Chism and Burgess, both Democrats, are targets of ethics complaints from Republican commissioner Terry Roland of Millington, who, like most Republicans on the commission, is opposed to Luttrell’s tax-rate proposal and alleges potential conflicts of interest resulting from Chism’s involvement with a day-care center that benefits from county “wraparound” funds and Burgess’ employment by the Unified School System, a major recipient of county funds.

Burgess is still expected to be the 7th and deciding vote for the budget and tax rate when the commission has the crucial third and final reading on the tax rate on July 8th, but Chism has apparently settled on an attitude of caution, given somewhat nuanced advice he’s received on the subject from county attorney Kelly Rayne.

And there’s a new problem for supporters of the $4.38 rate (up from $4.02 for Memphians and $4.06 for non-Memphians, the difference relating to rural school bond obligations in the outer county, incurred during the building of Arlington High School in 2004).

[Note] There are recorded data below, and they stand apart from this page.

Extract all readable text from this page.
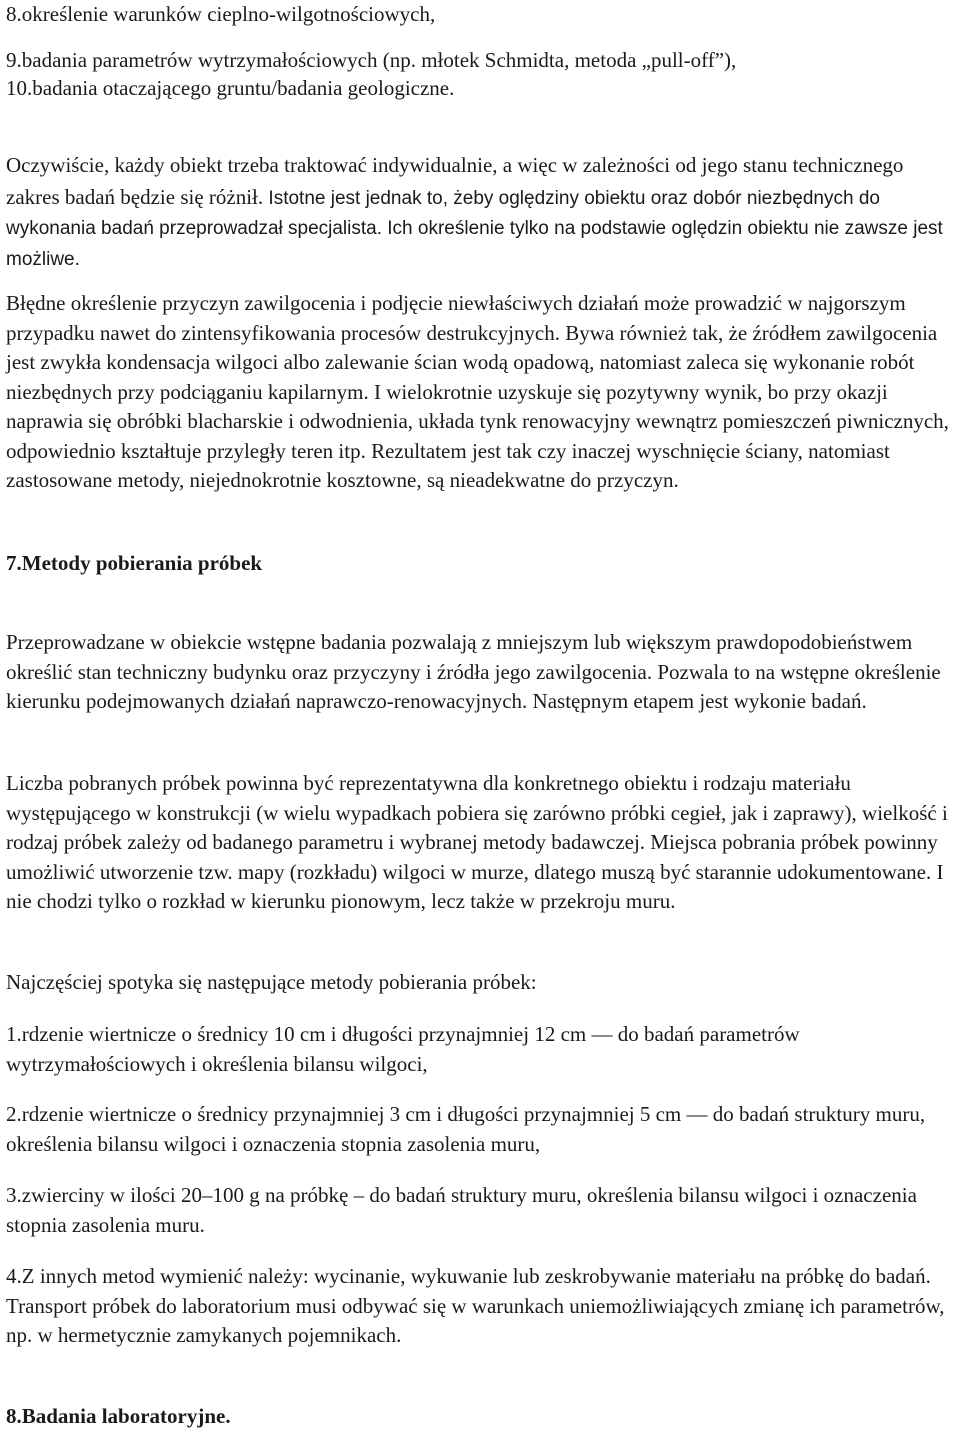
8.określenie warunków cieplno-wilgotnościowych,

9.badania parametrów wytrzymałościowych (np. młotek Schmidta, metoda „pull-off”),

10.badania otaczającego gruntu/badania geologiczne.

Oczywiście, każdy obiekt trzeba traktować indywidualnie, a więc w zależności od jego stanu technicznego zakres badań będzie się różnił. Istotne jest jednak to, żeby oględziny obiektu oraz dobór niezbędnych do wykonania badań przeprowadzał specjalista. Ich określenie tylko na podstawie oględzin obiektu nie zawsze jest możliwe.

Błędne określenie przyczyn zawilgocenia i podjęcie niewłaściwych działań może prowadzić w najgorszym przypadku nawet do zintensyfikowania procesów destrukcyjnych. Bywa również tak, że źródłem zawilgocenia jest zwykła kondensacja wilgoci albo zalewanie ścian wodą opadową, natomiast zaleca się wykonanie robót niezbędnych przy podciąganiu kapilarnym. I wielokrotnie uzyskuje się pozytywny wynik, bo przy okazji naprawia się obróbki blacharskie i odwodnienia, układa tynk renowacyjny wewnątrz pomieszczeń piwnicznych, odpowiednio kształtuje przyległy teren itp. Rezultatem jest tak czy inaczej wyschnięcie ściany, natomiast zastosowane metody, niejednokrotnie kosztowne, są nieadekwatne do przyczyn.

7.Metody pobierania próbek

Przeprowadzane w obiekcie wstępne badania pozwalają z mniejszym lub większym prawdopodobieństwem określić stan techniczny budynku oraz przyczyny i źródła jego zawilgocenia. Pozwala to na wstępne określenie kierunku podejmowanych działań naprawczo-renowacyjnych. Następnym etapem jest wykonie badań.

Liczba pobranych próbek powinna być reprezentatywna dla konkretnego obiektu i rodzaju materiału występującego w konstrukcji (w wielu wypadkach pobiera się zarówno próbki cegieł, jak i zaprawy), wielkość i rodzaj próbek zależy od badanego parametru i wybranej metody badawczej. Miejsca pobrania próbek powinny umożliwić utworzenie tzw. mapy (rozkładu) wilgoci w murze, dlatego muszą być starannie udokumentowane. I nie chodzi tylko o rozkład w kierunku pionowym, lecz także w przekroju muru.

Najczęściej spotyka się następujące metody pobierania próbek:

1.rdzenie wiertnicze o średnicy 10 cm i długości przynajmniej 12 cm — do badań parametrów wytrzymałościowych i określenia bilansu wilgoci,

2.rdzenie wiertnicze o średnicy przynajmniej 3 cm i długości przynajmniej 5 cm — do badań struktury muru, określenia bilansu wilgoci i oznaczenia stopnia zasolenia muru,

3.zwierciny w ilości 20–100 g na próbkę – do badań struktury muru, określenia bilansu wilgoci i oznaczenia stopnia zasolenia muru.

4.Z innych metod wymienić należy: wycinanie, wykuwanie lub zeskrobywanie materiału na próbkę do badań. Transport próbek do laboratorium musi odbywać się w warunkach uniemożliwiających zmianę ich parametrów, np. w hermetycznie zamykanych pojemnikach.

8.Badania laboratoryjne.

During committee deliberations this past Wednesday, Commissioner James Harvey, previously in the camp of those supporting the tax-rate proposal, went off on one of his patented soul-searching verbal wanderings, during which he thought out loud in the following vein:

“I’m not sure where I am with the tax rate. ... I don’t want to vote for the tax rate, but I don’t want services cut or employees laid off. ... If I had to vote today, I would vote not for the tax rate, to be honest with you. ... I don’t think line-item services have been reduced. ... We ought to be able to see some other reductions. ...

“The county commission needs a budget analyst. ... We can’t watch all the shenanigans of the departments. ... I’m in a hell of a position, and that’s very uncomfortable for me. ... I don’t know where I am, but I’m still pondering. At this point, I’m a little fuzzy.”

When Harvey was through, GOP commissioner Chris Thomas observed, “I should have gone to get a haircut during all of that.” The committee, in what amounted to a straw vote, voted five-three-one for the Luttrell tax rate. The “one” was an abstention by Harvey. Should he vote no on July 8th, along with the expected no votes of five Republicans (all except Chairman Mike Ritz) and a no or an abstention from Chism, the tax rate cannot pass.

So, with the new fiscal year technically already upon us, there is genuine suspense on the matter. And without passage of the tax rate, the previously passed county budget wouldn’t add up, and some sort of revision would clearly be in order.